Wednesday, September 14

Where's the passion for the nations?

I am one of those eternal optimists who believe the fulfilling of the Great Commission can be a reality in our lifetime. Yes, I know we are a long way from seeing this today, but it wouldn't take much to turn things around 180° and get back on track.

After all, everything we need is already in place to get the job done:

--Jesus' promise to be with us,

--the Holy Spirit's empowering,

--the Father's provision of needed resources,

--millions of Christ followers already on the front lines ready for action,

--millions more in "reserve" waiting to be deployed

--the Word to guide and us show the way,

--outposts strategically placed in all the key centers around the world,

--direct access to the Commander-in-Chief 24/7/365,

--apostles, prophets, evangelists, pastor-teachers, servant-leaders willing, eager, and ready to train the saints for the work of service...

And yet with everything in place, why is it that we are further away from accomplishing the goal than ever before?

I believe we have substituted comfortable peace-time religion instead of engaging an all-out war effort to finish the task we were charged with 2000 years ago. It is about us and what we want and like; not Him and where is heart is for bringing in the harvest.

A man had two sons, and he came to the first and said, "Son, go work today in the vineyard." And he answered, "I will not"; but afterward he regretted it and went. The man came to the second and said the same thing; and he answered, "I will, sir"; but he did not go. Which of the two did the will of his father? They said, "The first." (Matt.21:28-31)

Which of the two are we like today? The first or the second? Most of us are persuaded we are doing the will of the Father because we are "good Christians" who go to church and read our Bibles. Yet, we have been clearly told to work in our Lord's vineyard. Like the second son, we say, "I will, sir"--but our words are just words. We are not doing anything. It is perfectly OK to lie sing in church, "Send me, O Lord, send me to the nations, for your glory, send me..." but we have zero intention of changing a single thing about the way we live or our current lifestyle--certainly not up doing something as radical as going to the nations for the glory of the Lord!

As Steve Smith writes in T4T: A Discipleship ReRevolution, "The problem throughout history has never been with God--He is willing, passionate for His people to be reached. The problem is not with the harvest--the Spirit is doing His part to prepare a harvest even among hard peoples. The problem is with us--we need to recapture the first-century discipleship revolution that turned the world upside down. We need a discipleship re-revolution!"

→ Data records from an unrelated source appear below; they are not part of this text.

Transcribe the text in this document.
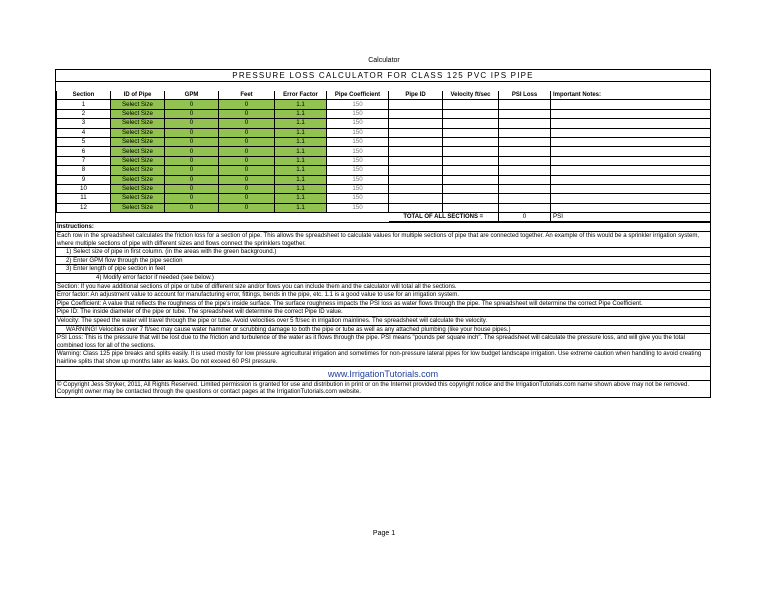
Calculator
PRESSURE LOSS CALCULATOR FOR CLASS 125 PVC IPS PIPE
Section	ID of Pipe	GPM	Feet	Error Factor	Pipe Coefficient	Pipe ID	Velocity ft/sec	PSI Loss	Important Notes:
1	Select Size	0	0	1.1	150				
2	Select Size	0	0	1.1	150				
3	Select Size	0	0	1.1	150				
4	Select Size	0	0	1.1	150				
5	Select Size	0	0	1.1	150				
6	Select Size	0	0	1.1	150				
7	Select Size	0	0	1.1	150				
8	Select Size	0	0	1.1	150				
9	Select Size	0	0	1.1	150				
10	Select Size	0	0	1.1	150				
11	Select Size	0	0	1.1	150				
12	Select Size	0	0	1.1	150				
						TOTAL OF ALL SECTIONS =		0	PSI
Instructions:
Each row in the spreadsheet calculates the friction loss for a section of pipe. This allows the spreadsheet to calculate values for multiple sections of pipe that are connected together. An example of this would be a sprinkler irrigation system, where multiple sections of pipe with different sizes and flows connect the sprinklers together.
1) Select size of pipe in first column. (in the areas with the green background.)
2) Enter GPM flow through the pipe section
3) Enter length of pipe section in feet
4) Modify error factor if needed (see below.)
Section: If you have additional sections of pipe or tube of different size and/or flows you can include them and the calculator will total all the sections.
Error factor: An adjustment value to account for manufacturing error, fittings, bends in the pipe, etc. 1.1 is a good value to use for an irrigation system.
Pipe Coefficient: A value that reflects the roughness of the pipe's inside surface. The surface roughness impacts the PSI loss as water flows through the pipe. The spreadsheet will determine the correct Pipe Coefficient.
Pipe ID: The inside diameter of the pipe or tube. The spreadsheet will determine the correct Pipe ID value.
Velocity: The speed the water will travel through the pipe or tube. Avoid velocities over 5 ft/sec in irrigation mainlines. The spreadsheet will calculate the velocity.
WARNING! Velocities over 7 ft/sec may cause water hammer or scrubbing damage to both the pipe or tube as well as any attached plumbing (like your house pipes.)
PSI Loss: This is the pressure that will be lost due to the friction and turbulence of the water as it flows through the pipe. PSI means "pounds per square inch". The spreadsheet will calculate the pressure loss, and will give you the total combined loss for all of the sections.
Warning: Class 125 pipe breaks and splits easily. It is used mostly for low pressure agricultural irrigation and sometimes for non-pressure lateral pipes for low budget landscape irrigation. Use extreme caution when handling to avoid creating hairline splits that show up months later as leaks. Do not exceed 60 PSI pressure.
www.IrrigationTutorials.com
© Copyright Jess Stryker, 2011, All Rights Reserved. Limited permission is granted for use and distribution in print or on the Internet provided this copyright notice and the IrrigationTutorials.com name shown above may not be removed. Copyright owner may be contacted through the questions or contact pages at the IrrigationTutorials.com website.
Page 1
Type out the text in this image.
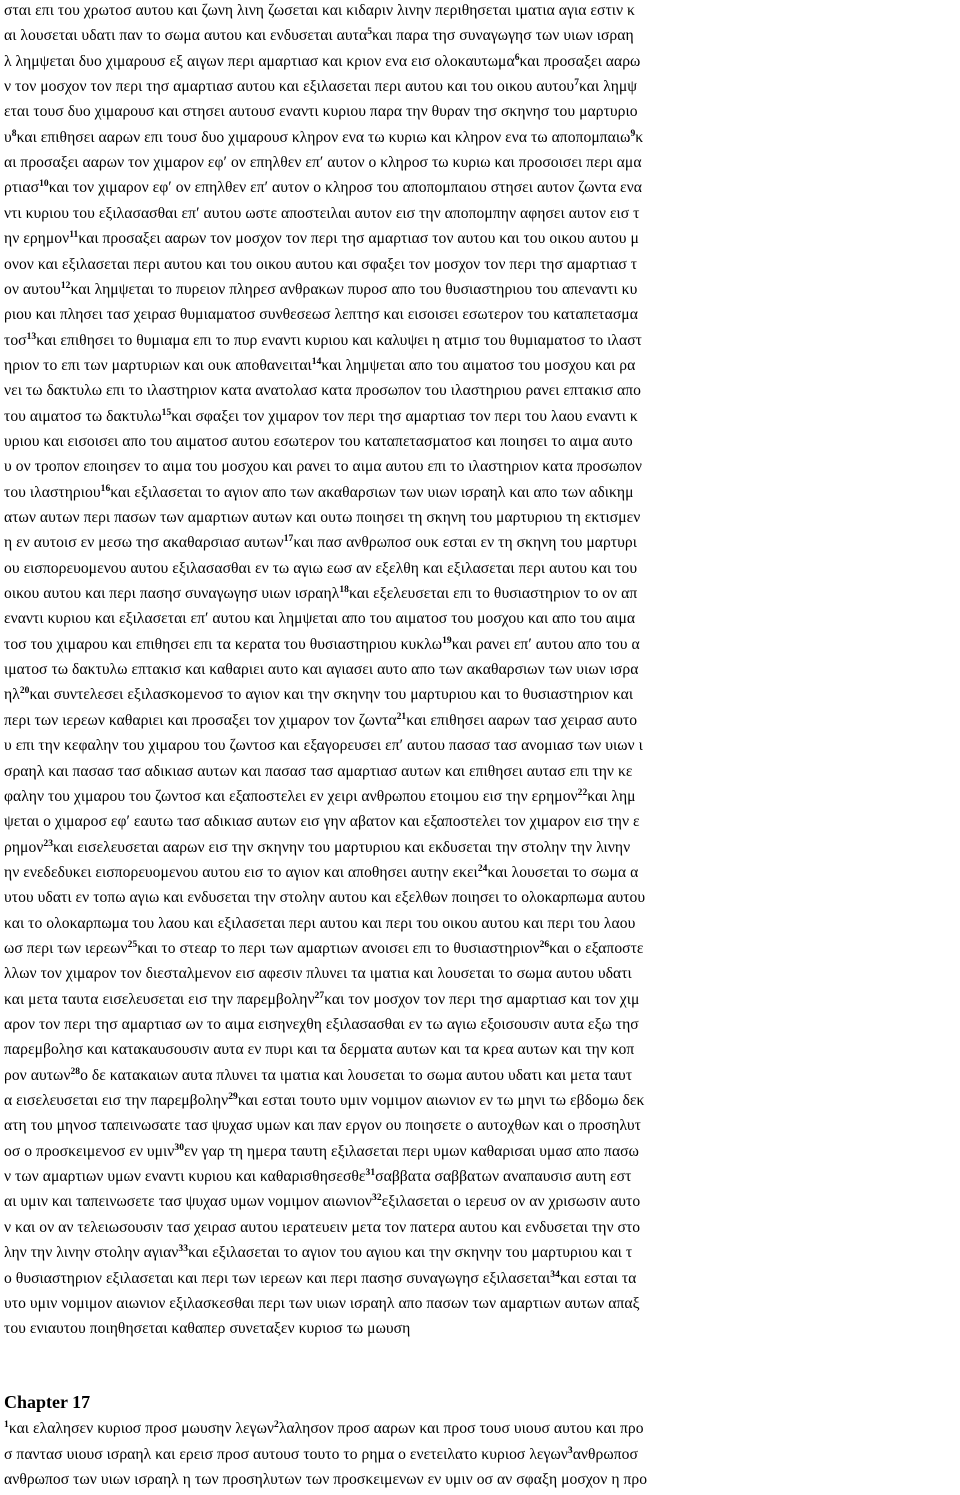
σται επι του χρωτοσ αυτου και ζωνη λινη ζωσεται και κιδαριν λινην περιθησεται ιματια αγια εστιν κ
αι λουσεται υδατι παν το σωμα αυτου και ενδυσεται αυτα$^5$και παρα τησ συναγωγησ των υιων ισραη
λ λημψεται δυο χιμαρουσ εξ αιγων περι αμαρτιασ και κριον ενα εισ ολοκαυτωμα$^6$και προσαξει ααρω
ν τον μοσχον τον περι τησ αμαρτιασ αυτου και εξιλασεται περι αυτου και του οικου αυτου$^7$και λημψ
εται τουσ δυο χιμαρουσ και στησει αυτουσ εναντι κυριου παρα την θυραν τησ σκηνησ του μαρτυριο
$\upsilon^8\kappa\alpha\iota$ επιθησει ααρων επι τουσ δυο χιμαρουσ κληρον ενα τω κυριω και κληρον ενα τω αποπομπαιω$^9$κ
αι προσαξει ααρων τον χιμαρον εφ′ ον επηλθεν επ′ αυτον ο κληροσ τω κυριω και προσοισει περι αμα
ρτιασ$^{10}$και τον χιμαρον εφ′ ον επηλθεν επ′ αυτον ο κληροσ του αποπομπαιου στησει αυτον ζωντα ενα
ντι κυριου του εξιλασασθαι επ′ αυτου ωστε αποστειλαι αυτον εισ την αποπομπην αφησει αυτον εισ τ
ην ερημον$^{11}$και προσαξει ααρων τον μοσχον τον περι τησ αμαρτιασ τον αυτου και του οικου αυτου μ
ονον και εξιλασεται περι αυτου και του οικου αυτου και σφαξει τον μοσχον τον περι τησ αμαρτιασ τ
ον αυτου$^{12}$και λημψεται το πυρειον πληρεσ ανθρακων πυροσ απο του θυσιαστηριου του απεναντι κυ
ριου και πλησει τασ χειρασ θυμιαματοσ συνθεσεωσ λεπτησ και εισοισει εσωτερον του καταπετασμα
τοσ$^{13}$και επιθησει το θυμιαμα επι το πυρ εναντι κυριου και καλυψει η ατμισ του θυμιαματοσ το ιλαστ
ηριον το επι των μαρτυριων και ουκ αποθανειται$^{14}$και λημψεται απο του αιματοσ του μοσχου και ρα
νει τω δακτυλω επι το ιλαστηριον κατα ανατολασ κατα προσωπον του ιλαστηριου ρανει επτακισ απο
του αιματοσ τω δακτυλω$^{15}$και σφαξει τον χιμαρον τον περι τησ αμαρτιασ τον περι του λαου εναντι κ
υριου και εισοισει απο του αιματοσ αυτου εσωτερον του καταπετασματοσ και ποιησει το αιμα αυτο
υ ον τροπον εποιησεν το αιμα του μοσχου και ρανει το αιμα αυτου επι το ιλαστηριον κατα προσωπον
του ιλαστηριου$^{16}$και εξιλασεται το αγιον απο των ακαθαρσιων των υιων ισραηλ και απο των αδικημ
ατων αυτων περι πασων των αμαρτιων αυτων και ουτω ποιησει τη σκηνη του μαρτυριου τη εκτισμεν
η εν αυτοισ εν μεσω τησ ακαθαρσιασ αυτων$^{17}$και πασ ανθρωποσ ουκ εσται εν τη σκηνη του μαρτυρι
ου εισπορευομενου αυτου εξιλασασθαι εν τω αγιω εωσ αν εξελθη και εξιλασεται περι αυτου και του
οικου αυτου και περι πασησ συναγωγησ υιων ισραηλ$^{18}$και εξελευσεται επι το θυσιαστηριον το ον απ
εναντι κυριου και εξιλασεται επ′ αυτου και λημψεται απο του αιματοσ του μοσχου και απο του αιμα
τοσ του χιμαρου και επιθησει επι τα κερατα του θυσιαστηριου κυκλω$^{19}$και ρανει επ′ αυτου απο του α
ιματοσ τω δακτυλω επτακισ και καθαριει αυτο και αγιασει αυτο απο των ακαθαρσιων των υιων ισρα
$\eta\lambda^{20}\kappa\alpha\iota$ συντελεσει εξιλασκομενοσ το αγιον και την σκηνην του μαρτυριου και το θυσιαστηριον και
περι των ιερεων καθαριει και προσαξει τον χιμαρον τον ζωντα$^{21}$και επιθησει ααρων τασ χειρασ αυτο
υ επι την κεφαλην του χιμαρου του ζωντοσ και εξαγορευσει επ′ αυτου πασασ τασ ανομιασ των υιων ι
σραηλ και πασασ τασ αδικιασ αυτων και πασασ τασ αμαρτιασ αυτων και επιθησει αυτασ επι την κε
φαλην του χιμαρου του ζωντοσ και εξαποστελει εν χειρι ανθρωπου ετοιμου εισ την ερημον$^{22}$και λημ
ψεται ο χιμαροσ εφ′ εαυτω τασ αδικιασ αυτων εισ γην αβατον και εξαποστελει τον χιμαρον εισ την ε
ρημον$^{23}$και εισελευσεται ααρων εισ την σκηνην του μαρτυριου και εκδυσεται την στολην την λινην
ην ενεδεδυκει εισπορευομενου αυτου εισ το αγιον και αποθησει αυτην εκει$^{24}$και λουσεται το σωμα α
υτου υδατι εν τοπω αγιω και ενδυσεται την στολην αυτου και εξελθων ποιησει το ολοκαρπωμα αυτου
και το ολοκαρπωμα του λαου και εξιλασεται περι αυτου και περι του οικου αυτου και περι του λαου
ωσ περι των ιερεων$^{25}$και το στεαρ το περι των αμαρτιων ανοισει επι το θυσιαστηριον$^{26}$και ο εξαποστε
λλων τον χιμαρον τον διεσταλμενον εισ αφεσιν πλυνει τα ιματια και λουσεται το σωμα αυτου υδατι
και μετα ταυτα εισελευσεται εισ την παρεμβολην$^{27}$και τον μοσχον τον περι τησ αμαρτιασ και τον χιμ
αρον τον περι τησ αμαρτιασ ων το αιμα εισηνεχθη εξιλασασθαι εν τω αγιω εξοισουσιν αυτα εξω τησ
παρεμβολησ και κατακαυσουσιν αυτα εν πυρι και τα δερματα αυτων και τα κρεα αυτων και την κοπ
ρον αυτων$^{28}$ο δε κατακαιων αυτα πλυνει τα ιματια και λουσεται το σωμα αυτου υδατι και μετα ταυτ
α εισελευσεται εισ την παρεμβολην$^{29}$και εσται τουτο υμιν νομιμον αιωνιον εν τω μηνι τω εβδομω δεκ
ατη του μηνοσ ταπεινωσατε τασ ψυχασ υμων και παν εργον ου ποιησετε ο αυτοχθων και ο προσηλυτ
οσ ο προσκειμενοσ εν υμιν$^{30}$εν γαρ τη ημερα ταυτη εξιλασεται περι υμων καθαρισαι υμασ απο πασω
ν των αμαρτιων υμων εναντι κυριου και καθαρισθησεσθε$^{31}$σαββατα σαββατων αναπαυσισ αυτη εστ
αι υμιν και ταπεινωσετε τασ ψυχασ υμων νομιμον αιωνιον$^{32}$εξιλασεται ο ιερευσ ον αν χρισωσιν αυτο
ν και ον αν τελειωσουσιν τασ χειρασ αυτου ιερατευειν μετα τον πατερα αυτου και ενδυσεται την στο
λην την λινην στολην αγιαν$^{33}$και εξιλασεται το αγιον του αγιου και την σκηνην του μαρτυριου και τ
ο θυσιαστηριον εξιλασεται και περι των ιερεων και περι πασησ συναγωγησ εξιλασεται$^{34}$και εσται τα
υτο υμιν νομιμον αιωνιον εξιλασκεσθαι περι των υιων ισραηλ απο πασων των αμαρτιων αυτων απαξ
του ενιαυτου ποιηθησεται καθαπερ συνεταξεν κυριοσ τω μωυση
Chapter 17
$^1$και ελαλησεν κυριοσ προσ μωυσην λεγων$^2$λαλησον προσ ααρων και προσ τουσ υιουσ αυτου και προ
σ παντασ υιουσ ισραηλ και ερεισ προσ αυτουσ τουτο το ρημα ο ενετειλατο κυριοσ λεγων$^3$ανθρωποσ
ανθρωποσ των υιων ισραηλ η των προσηλυτων των προσκειμενων εν υμιν οσ αν σφαξη μοσχον η προ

I find it amazing so few Christians seem interested in even talking about evangelism, discipleship, church planting, or reaching the billions of lost souls scattered around the nations--not to mention actually engaging in these pursuits. The idea that we are followers of Jesus who fish for men (Mark 1:17) seems to be something missionaries and professional clergy are supposed to do.

The Church in America seems to have a totally different agenda from that of our Lord. She desperately needs to understand that the call to follow Jesus means death to one's self, one's ambitions, one's personal dreams, one's personal well-being. His Kingdom is first. His mandate of making disciples of the nations takes precedence over our own plans, dreams and ambitions. "Not my will but thine be done" was Jesus prayer (and ought to be our prayer!) His interests come first. His heart beat needs to be our heart beat. His glory is what it is all about.

We desperately need to recapture the first-century discipleship revolution!


Darrell Kilcup, DC said...


Ross said...

I couldn't agree with you more! My wife and I are currently in the works for heading to the mission field long-term hopefully with the IMB! We couldn't be more excited to serve the nations!
Your blog has been a window into the life of a missionary, and has been an encouragement! Thanks brother

Aussie John said...


You are so right, and describe the situation in this country so well.
When speaking of these matters once, a deacon said, "That's what we pay you for!"

That is as good a reason as any for pastors to be tentmakers.

We pay people to do what we don't want to do.

J. Guy Muse said...


That is great news. Welcome aboard! Do you know yet what part of the world you're headed to? Glad the blog has served a tiny part in encouraging you. This encourages me to keep blogging!

J. Guy Muse said...


That is as good a reason as any for pastors to be tentmakers. Sounds like a good topic to explore for a future blog post! Thanks for the idea. I think it has a lot of merit.

Tim Quito said...

I think being united in the effort might help... we seem to be all over the place, each one doing their bit for their idea of the kingdom... instead of some coordinated effort, helping others to reach common goals... we appear to think our goals are Jesus' and everyone else's aren't?? Or at least I am so busy doing my bit I have no time to help the others in theirs.. I don't think Jesus is very happy with this situation.... but I do think it is a crippler to getting the job done!

J. Guy Muse said...


I agree that disunity in the Body of Christ is what is keeping us from fulfilling the Great Commission. There are too many agendas and Christ's is given a "back burner." I often wonder what things would look like in the Kingdom if we got back to basics: loving God, loving others, making disciples. Thanks for stopping by.